African-Americans are more likely to test positive for – and be hospitalized with – the novel coronavirus than white people, a new study suggests.
Researchers found that black adults in the US were three times more likely to test positive for COVID-19, the disease caused by the virus, compared to white adults.
Additionally, black coronavirus patients were nearly twice as likely to be admitted to the hospital in comparison with their Caucasian counterparts.
The team, from the University of Michigan School of Public Health, says the findings show that racially diverse communities need increased efforts in testing and treatment to lower both their infection and hospitalization rates
A new study from the University of Michigan found that, of the more than 1,100 people who tested positive for COVID-19, 41.8% were black and 13.2% were white – a three-fold increase. Pictured: Healthcare workers push a patient into a less intensive unit from the COVID-19 Unit at United Memorial Medical Center in Houston, Texas, July 2
African-Americans with coronavirus were nearly twice as likely to be hospitalized compared to Caucasians, but not more likely to be admitted to the ICU or die (above)
For the study, published in JAMA Network Open, the team looked at nearly 5,700 patients who were tested or treated at the University of Michigan between March 1 and April 22.
Outcomes for these patients were tracked through July 28.
Researchers looked at factors including race, age, smoking, body mass index and pre-existing conditions such as type 2 diabetes and kidney disease.
Among the more than 1,100 patients who tested positive for the virus, 41.8 percent were black and 13.2 percent were white – a three-fold increase.
The team says this is alarming because black people only make up 13 percent of the US population, according to census data.
Obesity and cancer greatly increased the risk of having positive test results for COVID-19 among black patients.
African-Americans who were obese were three times as likely to test positive for the virus as obese Caucasians were.
Having any cancer was associated with a 1.8 times higher risk of positive COVID-19 test results for black patients in comparison with white patients.
Less than 40 percent of white adults with coronavirus were admitted to the hospital and more than 50 percent of black adults were as well.
After adjusting for co-factors, results showed black patients were 1.72 times more likely to be hospitalized than white patients.
One of the only underlying health conditions for which white patients were at higher risk for hospitalization was type 2 diabetes, with a 2.5-fold higher risk than black patients.
However, there were no significant differences between races when it came to being admitted to the ICU or death.
‘The findings of this cohort study highlight that poor COVID-19 outcomes are disproportionately associated with at-risk populations,’ the authors wrote.
‘[W]e call for increased investments in testing and prevention efforts in lower–socioeconomic status, densely populated, and racially diverse communities.
‘It is these same communities that are home to a greater proportion of essential workers and thus need increased testing and protection.’
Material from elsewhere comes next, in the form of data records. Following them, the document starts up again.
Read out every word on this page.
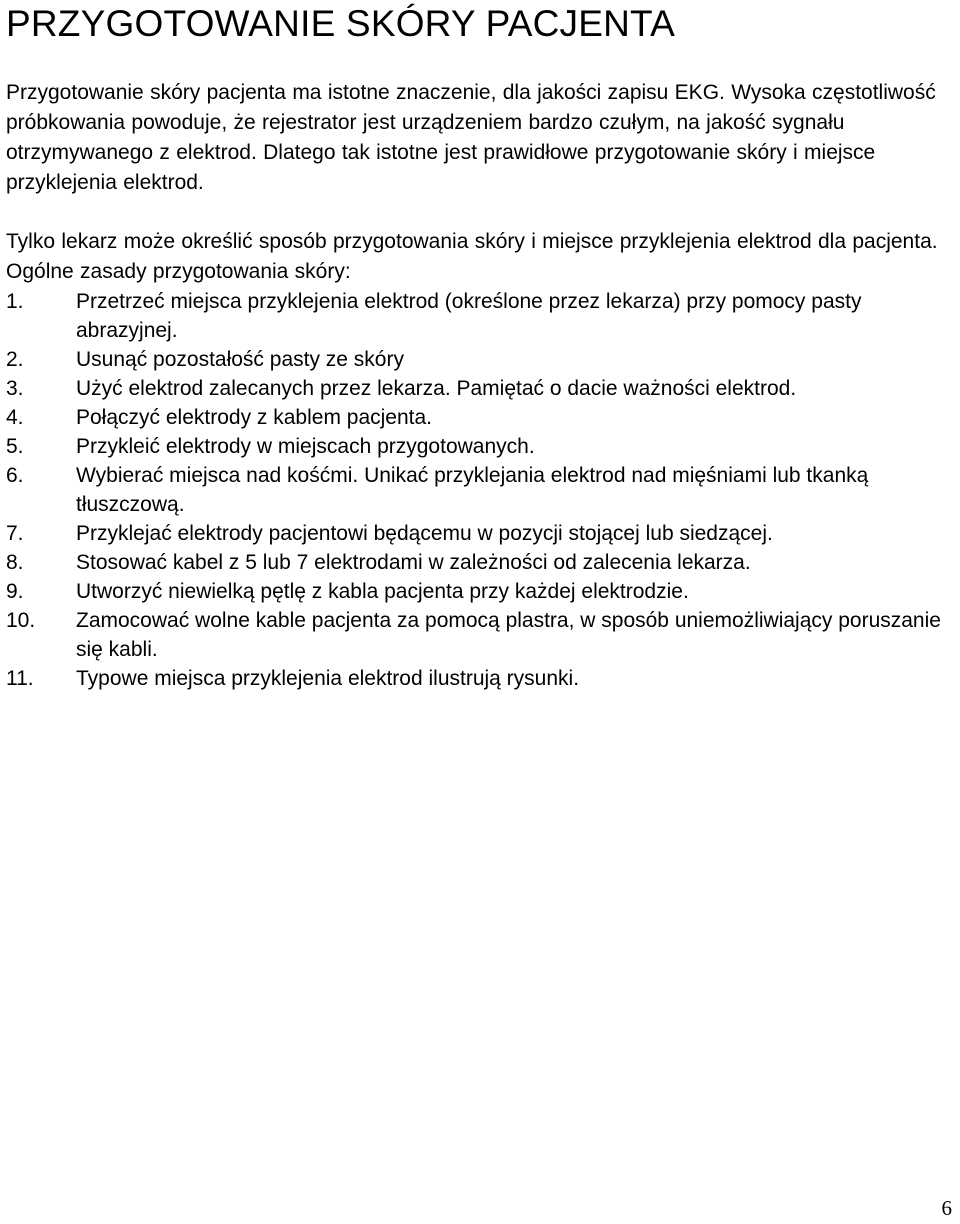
PRZYGOTOWANIE SKÓRY PACJENTA

Przygotowanie skóry pacjenta ma istotne znaczenie, dla jakości zapisu EKG. Wysoka częstotliwość próbkowania powoduje, że rejestrator jest urządzeniem bardzo czułym, na jakość sygnału otrzymywanego z elektrod. Dlatego tak istotne jest prawidłowe przygotowanie skóry i miejsce przyklejenia elektrod.

Tylko lekarz może określić sposób przygotowania skóry i miejsce przyklejenia elektrod dla pacjenta.

Ogólne zasady przygotowania skóry:

1.	Przetrzeć miejsca przyklejenia elektrod (określone przez lekarza) przy pomocy pasty abrazyjnej.
2.	Usunąć pozostałość pasty ze skóry
3.	Użyć elektrod zalecanych przez lekarza. Pamiętać o dacie ważności elektrod.
4.	Połączyć elektrody z kablem pacjenta.
5.	Przykleić elektrody w miejscach przygotowanych.
6.	Wybierać miejsca nad kośćmi. Unikać przyklejania elektrod nad mięśniami lub tkanką tłuszczową.
7.	Przyklejać elektrody pacjentowi będącemu w pozycji stojącej lub siedzącej.
8.	Stosować kabel z 5 lub 7 elektrodami w zależności od zalecenia lekarza.
9.	Utworzyć niewielką pętlę z kabla pacjenta przy każdej elektrodzie.
10.	Zamocować wolne kable pacjenta za pomocą plastra, w sposób uniemożliwiający poruszanie się kabli.
11.	Typowe miejsca przyklejenia elektrod ilustrują rysunki.
6
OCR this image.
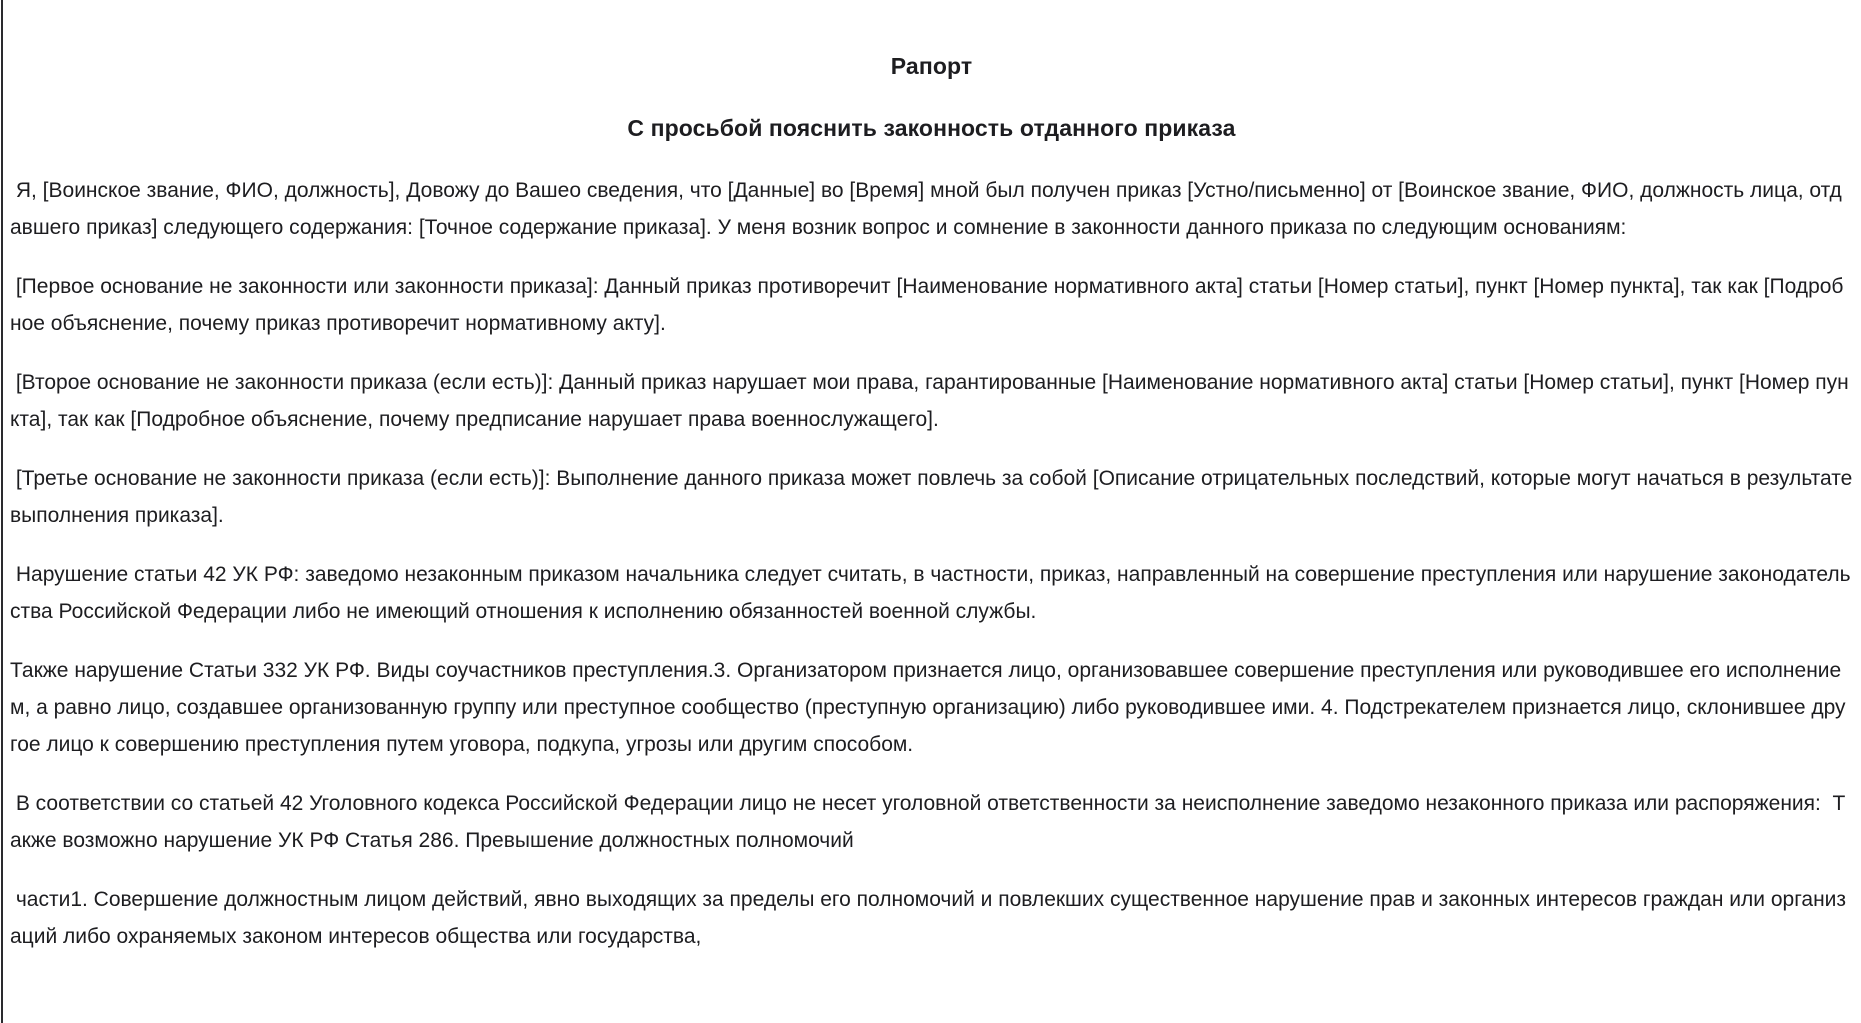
Рапорт
С просьбой пояснить законность отданного приказа

Я, [Воинское звание, ФИО, должность], Довожу до Вашео сведения, что [Данные] во [Время] мной был получен приказ [Устно/письменно] от [Воинское звание, ФИО, должность лица, отдавшего приказ] следующего содержания: [Точное содержание приказа]. У меня возник вопрос и сомнение в законности данного приказа по следующим основаниям:

[Первое основание не законности или законности приказа]: Данный приказ противоречит [Наименование нормативного акта] статьи [Номер статьи], пункт [Номер пункта], так как [Подробное объяснение, почему приказ противоречит нормативному акту].

[Второе основание не законности приказа (если есть)]: Данный приказ нарушает мои права, гарантированные [Наименование нормативного акта] статьи [Номер статьи], пункт [Номер пункта], так как [Подробное объяснение, почему предписание нарушает права военнослужащего].

[Третье основание не законности приказа (если есть)]: Выполнение данного приказа может повлечь за собой [Описание отрицательных последствий, которые могут начаться в результате выполнения приказа].

Нарушение статьи 42 УК РФ: заведомо незаконным приказом начальника следует считать, в частности, приказ, направленный на совершение преступления или нарушение законодательства Российской Федерации либо не имеющий отношения к исполнению обязанностей военной службы.

Также нарушение Статьи 332 УК РФ. Виды соучастников преступления.3. Организатором признается лицо, организовавшее совершение преступления или руководившее его исполнением, а равно лицо, создавшее организованную группу или преступное сообщество (преступную организацию) либо руководившее ими. 4. Подстрекателем признается лицо, склонившее другое лицо к совершению преступления путем уговора, подкупа, угрозы или другим способом.

В соответствии со статьей 42 Уголовного кодекса Российской Федерации лицо не несет уголовной ответственности за неисполнение заведомо незаконного приказа или распоряжения:  Также возможно нарушение УК РФ Статья 286. Превышение должностных полномочий

части1. Совершение должностным лицом действий, явно выходящих за пределы его полномочий и повлекших существенное нарушение прав и законных интересов граждан или организаций либо охраняемых законом интересов общества или государства,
Several other studies have reached similar conclusions such as one Centers for Disease Control and Prevention analysis that found disproportionately high COVID-19 hospitalizations for black people between March 1 and March 30.
Another study found higher odds of being hospitalized for COVID-19 in black California residents as opposed to those who are white.
In addition to higher rates of pre-existing conditions, researchers say black Americans are less access to healthcare compared to white residents.